UN for more camps, help for Pak displaced
With thousands of people, uprooted by violence in north-west Pakistan, continue to make their way to safety, the UN refugee agency has pressed for setting up of more rehabilitation camps to ensure speedy assistance to the displaced.
With thousands of people, uprooted by violence in north-west Pakistan, continue to make their way to safety, the UN refugee agency has pressed for setting up of more rehabilitation camps to ensure speedy assistance to the displaced.
Almost 1.5 million people have escaped fighting between security forces and militants in the Pakistan's North West Frontier Province (NWFP) in recent weeks, UN High Commissioner for Refugees (UNHCR) estimates.
"Thousands of displaced people continue to arrive in camps and to approach registration centres," UNHCR spokesperson Ron Redmond told reporters.
He said that on an average some 100,000 people have been registered daily in the 89 registration points established in Mardan, Swabi, Nowshera, Peshawar, Kohat and Charsaddda districts of NWFP.
With thousands of new arrivals being reported in Abottabad, Manshera and Haripur districts, the agency is planning to help set up more registration centres to ensure the internally displaced persons (IDPs) can get the help they need as quickly as possible, he added.
Of the nearly 1.5 million people that have fled so far, some 131,000 people are staying in camps with more than 1.3 million staying in private accommodation, with host families or friends, and some in schools.
The new influx is in addition to the over half a million people registered in NWFP who had fled other parts of the north-west, including the tribal areas, over several months since August 2008.
"Most of the 15 new camps established this month in response to the new influx are already full," noted Redmond. "There is an urgent need to identify new sites and establish new camps."
UNHCR is also helping the NWFP Ministry of Social Welfare to carry out a 'fast track' registration process to ensure people can get assistance.
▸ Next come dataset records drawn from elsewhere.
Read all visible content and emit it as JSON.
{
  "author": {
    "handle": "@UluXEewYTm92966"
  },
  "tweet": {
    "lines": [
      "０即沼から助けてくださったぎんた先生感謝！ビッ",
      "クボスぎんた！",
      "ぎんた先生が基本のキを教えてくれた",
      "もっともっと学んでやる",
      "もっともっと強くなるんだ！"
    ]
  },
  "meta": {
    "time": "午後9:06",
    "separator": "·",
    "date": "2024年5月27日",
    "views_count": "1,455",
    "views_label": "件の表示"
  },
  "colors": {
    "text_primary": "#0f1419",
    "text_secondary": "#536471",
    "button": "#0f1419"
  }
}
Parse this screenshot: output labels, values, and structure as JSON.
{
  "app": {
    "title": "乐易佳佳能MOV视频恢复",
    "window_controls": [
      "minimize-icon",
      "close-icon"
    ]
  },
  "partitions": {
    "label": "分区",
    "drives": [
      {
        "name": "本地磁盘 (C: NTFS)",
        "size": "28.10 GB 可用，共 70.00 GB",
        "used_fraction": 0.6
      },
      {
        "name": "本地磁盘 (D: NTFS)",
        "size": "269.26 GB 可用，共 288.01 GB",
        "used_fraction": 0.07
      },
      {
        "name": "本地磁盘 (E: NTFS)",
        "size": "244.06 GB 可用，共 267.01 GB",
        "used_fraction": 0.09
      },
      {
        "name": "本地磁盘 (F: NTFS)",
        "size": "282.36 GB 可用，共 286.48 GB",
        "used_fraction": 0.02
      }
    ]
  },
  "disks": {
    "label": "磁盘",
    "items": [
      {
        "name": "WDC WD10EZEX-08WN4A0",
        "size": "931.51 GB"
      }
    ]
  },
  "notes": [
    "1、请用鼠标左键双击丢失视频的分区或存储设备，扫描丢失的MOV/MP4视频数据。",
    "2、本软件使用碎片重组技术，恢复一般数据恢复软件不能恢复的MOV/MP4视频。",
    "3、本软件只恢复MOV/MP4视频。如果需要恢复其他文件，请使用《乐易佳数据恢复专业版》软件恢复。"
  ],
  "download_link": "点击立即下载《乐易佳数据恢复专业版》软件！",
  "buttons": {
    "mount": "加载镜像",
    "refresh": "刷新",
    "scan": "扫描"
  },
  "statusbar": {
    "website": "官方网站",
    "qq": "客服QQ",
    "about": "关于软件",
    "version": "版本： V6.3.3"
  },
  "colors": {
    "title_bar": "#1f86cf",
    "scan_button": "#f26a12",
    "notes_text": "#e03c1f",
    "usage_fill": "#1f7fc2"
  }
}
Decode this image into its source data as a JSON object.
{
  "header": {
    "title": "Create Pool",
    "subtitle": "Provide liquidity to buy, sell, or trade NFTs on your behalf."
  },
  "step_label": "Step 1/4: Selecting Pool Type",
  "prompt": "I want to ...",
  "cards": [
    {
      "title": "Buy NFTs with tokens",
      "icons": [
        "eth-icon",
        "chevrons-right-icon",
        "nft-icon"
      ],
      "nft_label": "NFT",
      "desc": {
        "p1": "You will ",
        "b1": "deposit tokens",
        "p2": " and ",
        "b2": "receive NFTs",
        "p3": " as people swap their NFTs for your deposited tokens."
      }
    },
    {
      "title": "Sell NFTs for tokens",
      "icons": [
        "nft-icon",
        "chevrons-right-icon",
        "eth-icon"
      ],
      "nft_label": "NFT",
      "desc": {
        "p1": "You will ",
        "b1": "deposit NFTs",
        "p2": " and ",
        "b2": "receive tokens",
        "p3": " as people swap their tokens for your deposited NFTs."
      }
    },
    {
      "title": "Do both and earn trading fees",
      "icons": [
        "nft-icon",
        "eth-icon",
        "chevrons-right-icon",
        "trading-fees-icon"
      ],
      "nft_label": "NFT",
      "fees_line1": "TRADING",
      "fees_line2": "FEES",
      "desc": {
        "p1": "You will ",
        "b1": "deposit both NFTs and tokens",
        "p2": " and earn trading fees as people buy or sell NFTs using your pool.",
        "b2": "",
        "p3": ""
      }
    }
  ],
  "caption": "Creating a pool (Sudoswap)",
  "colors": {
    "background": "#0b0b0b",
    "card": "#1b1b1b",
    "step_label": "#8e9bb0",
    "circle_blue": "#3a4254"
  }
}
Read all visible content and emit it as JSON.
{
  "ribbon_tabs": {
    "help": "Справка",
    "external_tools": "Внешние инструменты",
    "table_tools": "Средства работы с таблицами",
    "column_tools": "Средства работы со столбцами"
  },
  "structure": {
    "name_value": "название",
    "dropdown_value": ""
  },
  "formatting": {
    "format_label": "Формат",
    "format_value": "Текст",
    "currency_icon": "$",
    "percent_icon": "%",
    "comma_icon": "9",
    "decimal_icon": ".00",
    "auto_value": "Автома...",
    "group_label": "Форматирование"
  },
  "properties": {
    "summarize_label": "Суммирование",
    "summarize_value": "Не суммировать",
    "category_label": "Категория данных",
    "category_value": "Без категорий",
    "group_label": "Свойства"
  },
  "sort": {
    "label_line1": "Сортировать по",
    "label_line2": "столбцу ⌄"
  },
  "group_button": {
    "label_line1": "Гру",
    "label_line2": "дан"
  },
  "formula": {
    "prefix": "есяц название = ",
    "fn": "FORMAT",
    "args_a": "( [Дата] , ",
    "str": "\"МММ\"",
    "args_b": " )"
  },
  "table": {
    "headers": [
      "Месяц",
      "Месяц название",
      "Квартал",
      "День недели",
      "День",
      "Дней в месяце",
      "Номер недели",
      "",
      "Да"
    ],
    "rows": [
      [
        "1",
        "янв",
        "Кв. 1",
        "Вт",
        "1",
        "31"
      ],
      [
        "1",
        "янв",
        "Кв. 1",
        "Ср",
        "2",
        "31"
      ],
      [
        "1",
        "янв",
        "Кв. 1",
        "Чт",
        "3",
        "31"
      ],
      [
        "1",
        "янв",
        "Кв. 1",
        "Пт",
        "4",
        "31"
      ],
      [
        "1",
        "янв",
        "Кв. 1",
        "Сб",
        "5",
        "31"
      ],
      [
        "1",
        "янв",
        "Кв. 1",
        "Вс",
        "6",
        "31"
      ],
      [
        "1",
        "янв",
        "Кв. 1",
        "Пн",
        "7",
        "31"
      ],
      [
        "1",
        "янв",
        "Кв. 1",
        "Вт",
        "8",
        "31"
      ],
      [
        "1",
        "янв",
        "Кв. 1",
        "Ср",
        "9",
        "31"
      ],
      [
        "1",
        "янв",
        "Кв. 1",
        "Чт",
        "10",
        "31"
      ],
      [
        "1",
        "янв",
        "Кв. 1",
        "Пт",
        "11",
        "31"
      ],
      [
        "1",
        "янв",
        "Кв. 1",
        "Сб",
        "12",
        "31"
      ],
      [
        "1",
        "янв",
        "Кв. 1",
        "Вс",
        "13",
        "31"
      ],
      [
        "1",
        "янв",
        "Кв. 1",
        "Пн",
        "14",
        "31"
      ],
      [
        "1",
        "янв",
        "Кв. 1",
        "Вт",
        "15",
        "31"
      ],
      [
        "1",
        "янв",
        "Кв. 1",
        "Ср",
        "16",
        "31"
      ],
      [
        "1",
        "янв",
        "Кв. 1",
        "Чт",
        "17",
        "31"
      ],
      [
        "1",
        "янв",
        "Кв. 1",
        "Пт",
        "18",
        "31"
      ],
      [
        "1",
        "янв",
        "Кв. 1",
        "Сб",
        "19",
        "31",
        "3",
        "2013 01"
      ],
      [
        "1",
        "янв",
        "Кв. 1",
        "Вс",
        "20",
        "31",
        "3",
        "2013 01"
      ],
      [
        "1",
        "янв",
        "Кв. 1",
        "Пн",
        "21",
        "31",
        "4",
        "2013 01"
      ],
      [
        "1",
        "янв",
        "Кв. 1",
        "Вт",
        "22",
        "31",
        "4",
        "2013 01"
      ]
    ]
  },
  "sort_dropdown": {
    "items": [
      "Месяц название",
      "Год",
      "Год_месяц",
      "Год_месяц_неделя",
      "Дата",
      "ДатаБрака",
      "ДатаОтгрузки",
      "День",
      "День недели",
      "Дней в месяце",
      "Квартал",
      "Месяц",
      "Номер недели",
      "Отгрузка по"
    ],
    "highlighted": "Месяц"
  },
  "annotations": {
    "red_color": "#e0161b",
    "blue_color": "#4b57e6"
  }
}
It is discussing with authorities a process to cross-check and verify data in a way that will identify duplicate registrations, inconsistencies and remove people from the earlier influx who may have returned home.
High Commissioner for Refugees António Guterres, who wrapped up a three-day visit to the area last weekend, has called on the international community for a massive influx of support to assist the surging numbers of uprooted people in the South Asian nation.